Reverse-engineering deepfakes to pry out telling secrets
Scientists at Facebook and Michigan State University are describing their reverse-engineering method for identifying deepfakes and learning what was used to create them.
No one is saying how accurate it is, but an article in VentureBeat quotes researchers from the organizations saying their tactic is “substantially better” compared to chance and “competitive” when compared to other deepfake detection schemes.
Biometrics developers NtechLab and ID R&D placed among the leaders in Facebook’s Deepfake Detection Challenge a year ago.
Facebook executives chose MSU scientists to collaborate on a way to take a known deepfake from a single still or frame, and reverse-engineer it to identify the tools that created it.
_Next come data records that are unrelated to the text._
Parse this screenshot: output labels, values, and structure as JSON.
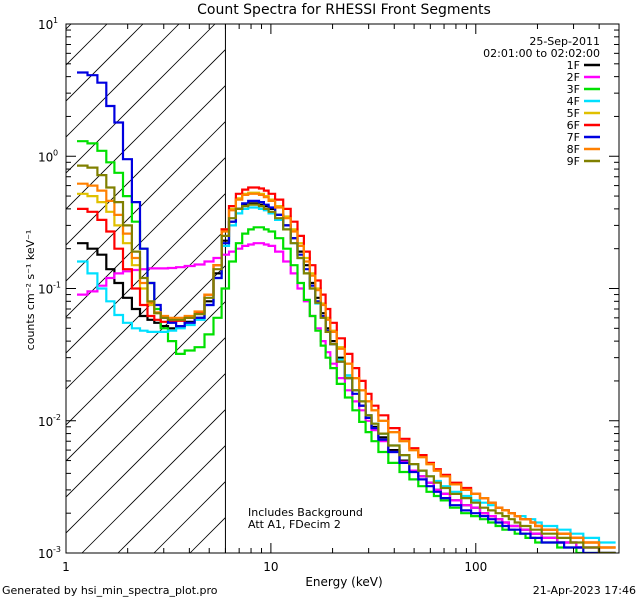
{
  "chart_data": {
    "type": "line",
    "title": "Count Spectra for RHESSI Front Segments",
    "xlabel": "Energy (keV)",
    "ylabel": "counts cm⁻² s⁻¹ keV⁻¹",
    "xscale": "log",
    "yscale": "log",
    "xlim": [
      1,
      500
    ],
    "ylim": [
      0.001,
      10
    ],
    "x_ticks": [
      {
        "value": 1,
        "label": "1"
      },
      {
        "value": 10,
        "label": "10"
      },
      {
        "value": 100,
        "label": "100"
      }
    ],
    "y_ticks": [
      {
        "value": 0.001,
        "base": "10",
        "exp": "-3"
      },
      {
        "value": 0.01,
        "base": "10",
        "exp": "-2"
      },
      {
        "value": 0.1,
        "base": "10",
        "exp": "-1"
      },
      {
        "value": 1,
        "base": "10",
        "exp": "0"
      },
      {
        "value": 10,
        "base": "10",
        "exp": "1"
      }
    ],
    "hatched_region_max_energy": 6,
    "date": "25-Sep-2011",
    "time_range": "02:01:00 to 02:02:00",
    "annotation_1": "Includes Background",
    "annotation_2": "Att A1, FDecim 2",
    "energies": [
      1.2,
      1.35,
      1.5,
      1.65,
      1.8,
      2.0,
      2.2,
      2.4,
      2.6,
      2.8,
      3.0,
      3.3,
      3.6,
      4.0,
      4.5,
      5.0,
      5.5,
      6.0,
      6.5,
      7.0,
      7.5,
      8.0,
      8.5,
      9.0,
      9.5,
      10,
      11,
      12,
      13,
      14,
      15,
      16,
      17,
      18,
      19,
      20,
      22,
      24,
      26,
      28,
      30,
      32,
      35,
      40,
      45,
      50,
      55,
      60,
      65,
      70,
      80,
      90,
      100,
      110,
      120,
      130,
      140,
      150,
      160,
      170,
      180,
      190,
      200,
      220,
      240,
      260,
      280,
      300,
      320,
      350,
      380,
      420,
      460
    ],
    "series": [
      {
        "name": "1F",
        "color": "#000000",
        "values": [
          0.22,
          0.2,
          0.18,
          0.14,
          0.11,
          0.085,
          0.07,
          0.062,
          0.058,
          0.055,
          0.052,
          0.05,
          0.052,
          0.056,
          0.06,
          0.08,
          0.13,
          0.23,
          0.32,
          0.4,
          0.43,
          0.44,
          0.44,
          0.43,
          0.42,
          0.4,
          0.36,
          0.3,
          0.24,
          0.19,
          0.15,
          0.11,
          0.085,
          0.065,
          0.05,
          0.04,
          0.03,
          0.022,
          0.017,
          0.013,
          0.011,
          0.009,
          0.0075,
          0.006,
          0.005,
          0.0042,
          0.0038,
          0.0034,
          0.003,
          0.0028,
          0.0025,
          0.0023,
          0.0022,
          0.002,
          0.0019,
          0.0018,
          0.0017,
          0.0016,
          0.0016,
          0.0015,
          0.0015,
          0.0014,
          0.0014,
          0.0013,
          0.0013,
          0.0012,
          0.0012,
          0.0012,
          0.0011,
          0.0011,
          0.0011,
          0.001,
          0.001
        ]
      },
      {
        "name": "2F",
        "color": "#ff00ff",
        "values": [
          0.09,
          0.095,
          0.105,
          0.12,
          0.13,
          0.135,
          0.138,
          0.14,
          0.142,
          0.142,
          0.142,
          0.143,
          0.145,
          0.148,
          0.152,
          0.16,
          0.17,
          0.18,
          0.19,
          0.2,
          0.21,
          0.215,
          0.22,
          0.22,
          0.215,
          0.21,
          0.19,
          0.16,
          0.13,
          0.1,
          0.08,
          0.062,
          0.05,
          0.04,
          0.033,
          0.027,
          0.021,
          0.017,
          0.014,
          0.012,
          0.01,
          0.0085,
          0.007,
          0.0058,
          0.0049,
          0.0042,
          0.0038,
          0.0034,
          0.003,
          0.0028,
          0.0025,
          0.0023,
          0.0022,
          0.002,
          0.0019,
          0.0018,
          0.0017,
          0.0016,
          0.0016,
          0.0015,
          0.0015,
          0.0014,
          0.0014,
          0.0013,
          0.0013,
          0.0012,
          0.0012,
          0.0012,
          0.0011,
          0.0011,
          0.0011,
          0.001,
          0.001
        ]
      },
      {
        "name": "3F",
        "color": "#00e000",
        "values": [
          1.3,
          1.25,
          1.1,
          0.9,
          0.75,
          0.5,
          0.32,
          0.2,
          0.11,
          0.07,
          0.05,
          0.04,
          0.032,
          0.034,
          0.036,
          0.045,
          0.06,
          0.1,
          0.16,
          0.22,
          0.26,
          0.28,
          0.29,
          0.29,
          0.28,
          0.27,
          0.24,
          0.2,
          0.15,
          0.11,
          0.082,
          0.062,
          0.048,
          0.037,
          0.03,
          0.025,
          0.019,
          0.015,
          0.012,
          0.0098,
          0.0082,
          0.007,
          0.0058,
          0.0048,
          0.0041,
          0.0036,
          0.0032,
          0.0029,
          0.0027,
          0.0025,
          0.0022,
          0.002,
          0.0019,
          0.0018,
          0.0017,
          0.0016,
          0.0015,
          0.0015,
          0.0014,
          0.0014,
          0.0013,
          0.0013,
          0.0012,
          0.0012,
          0.0012,
          0.0011,
          0.0011,
          0.0011,
          0.001,
          0.001,
          0.001,
          0.001,
          0.001
        ]
      },
      {
        "name": "4F",
        "color": "#00e0ff",
        "values": [
          0.16,
          0.13,
          0.1,
          0.08,
          0.063,
          0.055,
          0.05,
          0.048,
          0.047,
          0.047,
          0.047,
          0.048,
          0.05,
          0.053,
          0.058,
          0.075,
          0.12,
          0.21,
          0.3,
          0.37,
          0.4,
          0.41,
          0.41,
          0.4,
          0.39,
          0.37,
          0.33,
          0.28,
          0.22,
          0.17,
          0.13,
          0.1,
          0.077,
          0.06,
          0.047,
          0.038,
          0.029,
          0.022,
          0.017,
          0.014,
          0.011,
          0.0095,
          0.008,
          0.0065,
          0.0055,
          0.0047,
          0.0042,
          0.0038,
          0.0035,
          0.0032,
          0.0029,
          0.0027,
          0.0025,
          0.0024,
          0.0023,
          0.0022,
          0.0021,
          0.002,
          0.0019,
          0.0019,
          0.0018,
          0.0018,
          0.0017,
          0.0016,
          0.0016,
          0.0015,
          0.0015,
          0.0014,
          0.0014,
          0.0013,
          0.0013,
          0.0012,
          0.0012
        ]
      },
      {
        "name": "5F",
        "color": "#e0c000",
        "values": [
          0.52,
          0.5,
          0.45,
          0.38,
          0.3,
          0.22,
          0.15,
          0.1,
          0.075,
          0.065,
          0.06,
          0.058,
          0.058,
          0.06,
          0.065,
          0.09,
          0.15,
          0.28,
          0.4,
          0.48,
          0.52,
          0.53,
          0.53,
          0.52,
          0.5,
          0.47,
          0.42,
          0.35,
          0.28,
          0.22,
          0.17,
          0.13,
          0.1,
          0.077,
          0.06,
          0.048,
          0.036,
          0.027,
          0.021,
          0.017,
          0.014,
          0.012,
          0.01,
          0.0082,
          0.007,
          0.006,
          0.0053,
          0.0047,
          0.0042,
          0.0038,
          0.0033,
          0.003,
          0.0028,
          0.0026,
          0.0024,
          0.0022,
          0.0021,
          0.002,
          0.0019,
          0.0018,
          0.0018,
          0.0017,
          0.0016,
          0.0015,
          0.0015,
          0.0014,
          0.0014,
          0.0013,
          0.0013,
          0.0012,
          0.0012,
          0.0011,
          0.0011
        ]
      },
      {
        "name": "6F",
        "color": "#ff0000",
        "values": [
          0.4,
          0.38,
          0.33,
          0.27,
          0.2,
          0.14,
          0.1,
          0.075,
          0.062,
          0.058,
          0.056,
          0.056,
          0.057,
          0.06,
          0.066,
          0.09,
          0.15,
          0.28,
          0.42,
          0.52,
          0.56,
          0.58,
          0.58,
          0.57,
          0.55,
          0.52,
          0.47,
          0.4,
          0.32,
          0.25,
          0.19,
          0.15,
          0.115,
          0.09,
          0.07,
          0.055,
          0.042,
          0.032,
          0.025,
          0.02,
          0.016,
          0.013,
          0.011,
          0.0088,
          0.0073,
          0.0062,
          0.0055,
          0.0048,
          0.0043,
          0.0039,
          0.0034,
          0.0031,
          0.0028,
          0.0026,
          0.0024,
          0.0022,
          0.0021,
          0.002,
          0.0019,
          0.0018,
          0.0018,
          0.0017,
          0.0016,
          0.0015,
          0.0015,
          0.0014,
          0.0014,
          0.0013,
          0.0013,
          0.0012,
          0.0012,
          0.0011,
          0.0011
        ]
      },
      {
        "name": "7F",
        "color": "#0000e0",
        "values": [
          4.3,
          4.1,
          3.6,
          2.4,
          1.8,
          0.95,
          0.45,
          0.2,
          0.11,
          0.075,
          0.06,
          0.055,
          0.052,
          0.055,
          0.06,
          0.075,
          0.12,
          0.22,
          0.32,
          0.4,
          0.44,
          0.46,
          0.46,
          0.45,
          0.43,
          0.41,
          0.36,
          0.3,
          0.24,
          0.18,
          0.14,
          0.105,
          0.08,
          0.062,
          0.048,
          0.038,
          0.028,
          0.021,
          0.016,
          0.013,
          0.0105,
          0.0088,
          0.0072,
          0.0058,
          0.0048,
          0.0041,
          0.0036,
          0.0032,
          0.0029,
          0.0026,
          0.0023,
          0.0021,
          0.002,
          0.0019,
          0.0018,
          0.0017,
          0.0016,
          0.0015,
          0.0015,
          0.0014,
          0.0014,
          0.0013,
          0.0013,
          0.0012,
          0.0012,
          0.0012,
          0.0011,
          0.0011,
          0.0011,
          0.001,
          0.001,
          0.001,
          0.001
        ]
      },
      {
        "name": "8F",
        "color": "#ff8000",
        "values": [
          0.62,
          0.6,
          0.55,
          0.46,
          0.36,
          0.26,
          0.17,
          0.11,
          0.078,
          0.066,
          0.062,
          0.06,
          0.06,
          0.062,
          0.067,
          0.09,
          0.15,
          0.27,
          0.39,
          0.47,
          0.51,
          0.52,
          0.52,
          0.51,
          0.49,
          0.46,
          0.41,
          0.34,
          0.27,
          0.21,
          0.16,
          0.125,
          0.097,
          0.075,
          0.058,
          0.047,
          0.035,
          0.027,
          0.021,
          0.017,
          0.014,
          0.012,
          0.01,
          0.0082,
          0.007,
          0.006,
          0.0053,
          0.0047,
          0.0042,
          0.0038,
          0.0033,
          0.003,
          0.0028,
          0.0026,
          0.0024,
          0.0022,
          0.0021,
          0.002,
          0.0019,
          0.0018,
          0.0018,
          0.0017,
          0.0016,
          0.0015,
          0.0015,
          0.0014,
          0.0014,
          0.0013,
          0.0013,
          0.0012,
          0.0012,
          0.0011,
          0.0011
        ]
      },
      {
        "name": "9F",
        "color": "#808000",
        "values": [
          0.85,
          0.82,
          0.72,
          0.58,
          0.45,
          0.3,
          0.19,
          0.12,
          0.08,
          0.065,
          0.06,
          0.058,
          0.058,
          0.06,
          0.064,
          0.085,
          0.14,
          0.25,
          0.34,
          0.4,
          0.42,
          0.43,
          0.43,
          0.42,
          0.4,
          0.38,
          0.34,
          0.28,
          0.22,
          0.17,
          0.13,
          0.1,
          0.078,
          0.06,
          0.047,
          0.038,
          0.028,
          0.021,
          0.017,
          0.014,
          0.011,
          0.0095,
          0.008,
          0.0065,
          0.0055,
          0.0047,
          0.0042,
          0.0038,
          0.0034,
          0.0031,
          0.0028,
          0.0026,
          0.0024,
          0.0022,
          0.0021,
          0.002,
          0.0019,
          0.0018,
          0.0017,
          0.0016,
          0.0016,
          0.0015,
          0.0015,
          0.0014,
          0.0014,
          0.0013,
          0.0013,
          0.0012,
          0.0012,
          0.0011,
          0.0011,
          0.001,
          0.001
        ]
      }
    ]
  },
  "footer": {
    "generated_by": "Generated by hsi_min_spectra_plot.pro",
    "timestamp": "21-Apr-2023 17:46"
  }
}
Researchers say their idea also would spot coordinated disinformation campaigns involving varied synthetic images from the same source are posted on multiple platforms.
A deepfake image is put through a so-called fingerprint estimation network, which flags patterns unique to generative models that created the content. Datasets of fingerprints are used to train models to spot fingerprints that are new, or at least new to a model.
Researchers tested their idea using 100 open-source models to create a 100,000 synthetic-image dataset.
According to VentureBeat, Facebook has expressed confidence that the tool will work outside of the lab, but the company has not actually started using it as part of its goal to prevent deceptive AI-generated video frames and still images from reaching subscribers.